Com o apoio dos aliados chegou o acesso a equipamento mais moderno, com instrumentos e padrões diferentes e destinados a voar de acordo com as normas da NATO, diferentes daquelas até agora seguidas pela Ucrânia.
Desde agosto de 2023, o Reino Unido já formou 250 militares ucranianos no âmbito da Operação Interstorm, dos quais 24 pilotos, mas também mecânicos e técnicos de apoio em terra, que depois seguem para países como França e Canadá.
Alguns destes já tiveram ou vão receber treino de voo em F-16 em Portugal em 2025, incluindo por instrutores noruegueses, segundo adiantou o Governo norueguês em dezembro.
No total, o programa de treino acelerado desenhado pela Coligação está programado para durar 18 meses, quase metade dos cerca de cerca de três anos habituais para pilotos ficarem habilitados a voar caças modernos como o F-16.
Um dos principais objetivos deste curso é preparar os pilotos ucranianos a voarem de acordo com as normas e práticas usadas na NATO, aliança à qual Kiev aspira juntar-se no futuro próximo.
Mas a exclusão da NATO é uma das condições impostas pelo presidente russo, Vladimir Putin, para negociar um acordo de paz.
Para os pilotos ucranianos, que antes fizeram cerca de três anos de estudos na Ucrânia, o treino no estrangeiro é uma oportunidade para aprender a voar "outro tipo de avião, mais rápido, com normas diferentes, exercícios diferentes", salientou Ivan.
O treino representa também um desafio porque os aviões soviéticos usam métricas para a velocidade e altitude como metros, quilómetros ou minutos, enquanto as aeronaves da NATO usam o sistema imperial de milhas, pés e nós.
"Nos aviões soviéticos, os instrumentos indicadores de atitude e de velocidade estão localizados em diferentes posições no cockpit e há diferentes formas de ler a informação. É um pouco difícil compreender isto no início", explicou Yakiv, outro dos pilotos que falou com a Lusa.
Mas não foi só em questões técnicas que este militar ucraniano encontrou diferenças. A estadia na base aérea na região das Midlands, centro de Inglaterra, proporcionou um choque cultural.
"Perguntam-nos frequentemente como estamos, mas quando começamos a descrever o que sentimos, eles não querem saber. É apenas uma pergunta educada e é muito estranho, por na Ucrânia, as pessoas perguntam porque estão interessadas", gracejou Yakiv.
Em comum, têm a boa disposição, "essencial na vida militar" para lidar com a pressão, mas "às vezes, é difícil explicar as nossas piadas ucranianas aos britânicos e compreender o humor dos britânicos", ironizou Yakiv.
Os risos são genuínos, mas a dos pilotos ucranianos postura é tensa e séria.
Tal como pediram para usar nomes fictícios, os jovens recusaram falar da vida pessoal por receio de serem identificados e eles ou as suas famílias sofrerem represálias.
"Estamos muito satisfeitos com o facto de o Reino Unido nos ter dado tanto apoio e isso é muito bom. É bom sabermos que não estamos sozinhos e que o mundo compreende que a Rússia é o grande inimigo, que mata a população civil e apenas os militares", confessou Ivan.

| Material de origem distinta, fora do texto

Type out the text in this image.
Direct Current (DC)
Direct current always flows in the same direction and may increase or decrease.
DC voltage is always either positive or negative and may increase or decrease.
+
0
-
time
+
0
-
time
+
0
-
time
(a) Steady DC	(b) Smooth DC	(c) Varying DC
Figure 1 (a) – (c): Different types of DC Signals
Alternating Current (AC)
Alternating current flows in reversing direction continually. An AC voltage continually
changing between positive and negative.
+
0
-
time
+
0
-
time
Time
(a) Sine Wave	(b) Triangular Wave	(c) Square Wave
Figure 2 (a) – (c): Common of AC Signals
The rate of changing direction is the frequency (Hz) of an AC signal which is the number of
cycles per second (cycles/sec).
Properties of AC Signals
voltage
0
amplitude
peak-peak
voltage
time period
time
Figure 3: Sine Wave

Para este jovem, "é bom que o mundo compreenda que temos de lutar contra a Rússia, que temos de nos defender e que precisamos de apoio, porque não temos oportunidade de o fazer sozinhos".

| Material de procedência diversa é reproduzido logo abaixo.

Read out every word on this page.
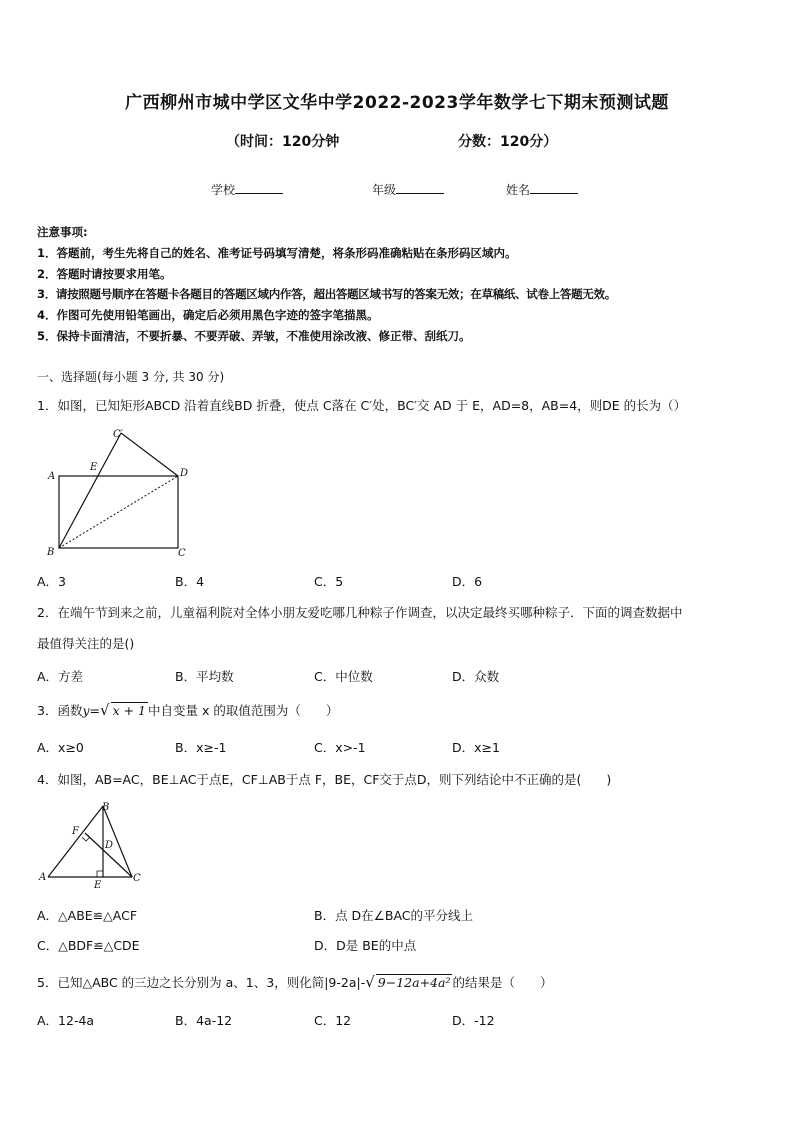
广西柳州市城中学区文华中学2022-2023学年数学七下期末预测试题
（时间：120分钟	分数：120分）
学校	年级	姓名
注意事项:
1．答题前，考生先将自己的姓名、准考证号码填写清楚，将条形码准确粘贴在条形码区域内。
2．答题时请按要求用笔。
3．请按照题号顺序在答题卡各题目的答题区域内作答，超出答题区域书写的答案无效；在草稿纸、试卷上答题无效。
4．作图可先使用铅笔画出，确定后必须用黑色字迹的签字笔描黑。
5．保持卡面清洁，不要折暴、不要弄破、弄皱，不准使用涂改液、修正带、刮纸刀。
一、选择题(每小题 3 分, 共 30 分)
1．如图，已知矩形ABCD 沿着直线BD 折叠，使点 C落在 C′处，BC′交 AD 于 E，AD=8，AB=4，则DE 的长为（）
A
B	C
D
E
C′
A．3	B．4	C．5	D．6
2．在端午节到来之前，儿童福利院对全体小朋友爱吃哪几种粽子作调查，以决定最终买哪种粽子．下面的调查数据中
最值得关注的是()
A．方差	B．平均数	C．中位数	D．众数
3．函数y=√ x + 1 中自变量 x 的取值范围为（　　）
A．x≥0	B．x≥-1	C．x>-1	D．x≥1
4．如图，AB=AC，BE⊥AC于点E，CF⊥AB于点 F，BE，CF交于点D，则下列结论中不正确的是(　　)
A
B
C
D
E
F
A．△ABE≌△ACF	B．点 D在∠BAC的平分线上
C．△BDF≌△CDE	D．D是 BE的中点
5．已知△ABC 的三边之长分别为 a、1、3，则化简|9-2a|-√ 9−12a+4a² 的结果是（　　）
A．12-4a	B．4a-12	C．12	D．-12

Otimista no futuro, mesmo incerto, Ivan está convicto de que este treino vai contribuir para modernizar a Ucrânia e aproximá-la mais do Ocidente e da NATO, indicando que como "futuros oficiais de alta patente, talvez generais", terão de "mudar as práticas ucranianas"
Sobre o impacto dos F-16, Ivan sabe que "não são a chave para ganhar a guerra", mas serão úteis porque, salientou, "vão dar-nos a oportunidade de combater as aeronaves inimigas de forma mais eficiente, com mísseis e radares de maior alcance".

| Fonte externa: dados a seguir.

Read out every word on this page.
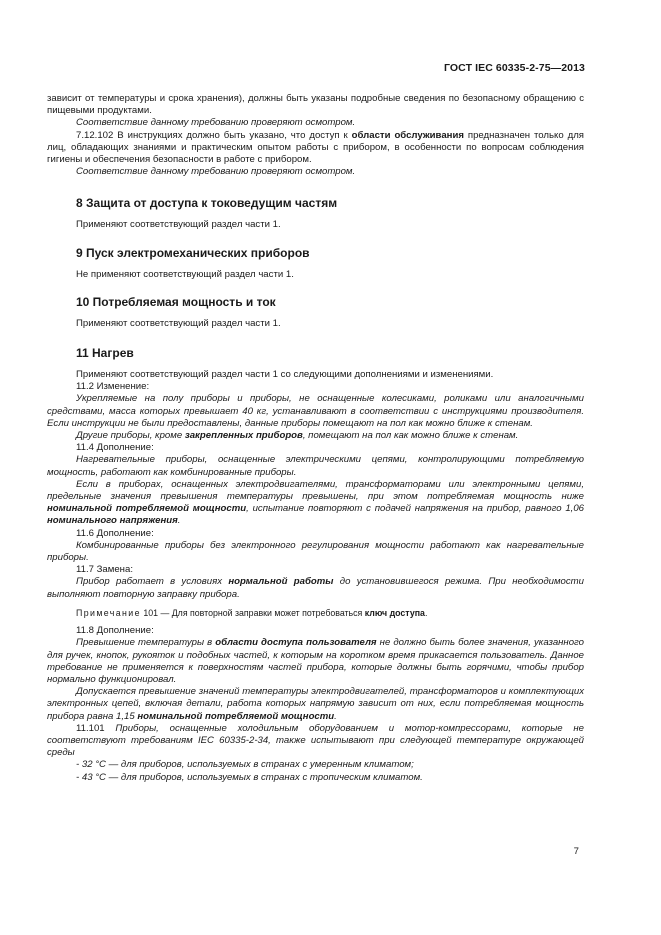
ГОСТ IEC 60335-2-75—2013

зависит от температуры и срока хранения), должны быть указаны подробные сведения по безопасному обращению с пищевыми продуктами.

Соответствие данному требованию проверяют осмотром.

7.12.102 В инструкциях должно быть указано, что доступ к области обслуживания предназначен только для лиц, обладающих знаниями и практическим опытом работы с прибором, в особенности по вопросам соблюдения гигиены и обеспечения безопасности в работе с прибором.

Соответствие данному требованию проверяют осмотром.

8 Защита от доступа к токоведущим частям

Применяют соответствующий раздел части 1.

9 Пуск электромеханических приборов

Не применяют соответствующий раздел части 1.

10 Потребляемая мощность и ток

Применяют соответствующий раздел части 1.

11 Нагрев

Применяют соответствующий раздел части 1 со следующими дополнениями и изменениями.

11.2 Изменение:

Укрепляемые на полу приборы и приборы, не оснащенные колесиками, роликами или аналогичными средствами, масса которых превышает 40 кг, устанавливают в соответствии с инструкциями производителя. Если инструкции не были предоставлены, данные приборы помещают на пол как можно ближе к стенам.

Другие приборы, кроме закрепленных приборов, помещают на пол как можно ближе к стенам.

11.4 Дополнение:

Нагревательные приборы, оснащенные электрическими цепями, контролирующими потребляемую мощность, работают как комбинированные приборы.

Если в приборах, оснащенных электродвигателями, трансформаторами или электронными цепями, предельные значения превышения температуры превышены, при этом потребляемая мощность ниже номинальной потребляемой мощности, испытание повторяют с подачей напряжения на прибор, равного 1,06 номинального напряжения.

11.6 Дополнение:

Комбинированные приборы без электронного регулирования мощности работают как нагревательные приборы.

11.7 Замена:

Прибор работает в условиях нормальной работы до установившегося режима. При необходимости выполняют повторную заправку прибора.

Примечание 101 — Для повторной заправки может потребоваться ключ доступа.

11.8 Дополнение:

Превышение температуры в области доступа пользователя не должно быть более значения, указанного для ручек, кнопок, рукояток и подобных частей, к которым на коротком время прикасается пользователь. Данное требование не применяется к поверхностям частей прибора, которые должны быть горячими, чтобы прибор нормально функционировал.

Допускается превышение значений температуры электродвигателей, трансформаторов и комплектующих электронных цепей, включая детали, работа которых напрямую зависит от них, если потребляемая мощность прибора равна 1,15 номинальной потребляемой мощности.

11.101 Приборы, оснащенные холодильным оборудованием и мотор-компрессорами, которые не соответствуют требованиям IEC 60335-2-34, также испытывают при следующей температуре окружающей среды

- 32 °С — для приборов, используемых в странах с умеренным климатом;

- 43 °С — для приборов, используемых в странах с тропическим климатом.

7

"Atualmente, o grande problema são os mísseis inimigos e os drones que atacam as centrais elétricas e as infraestruturas energéticas. Os F-16 dão-nos a oportunidade de nos defendermos, de abatermos os mísseis, mesmo se não podemos aproximarmo-nos da linha da frente e abater os inimigos, porque as táticas não funcionam assim", avisou.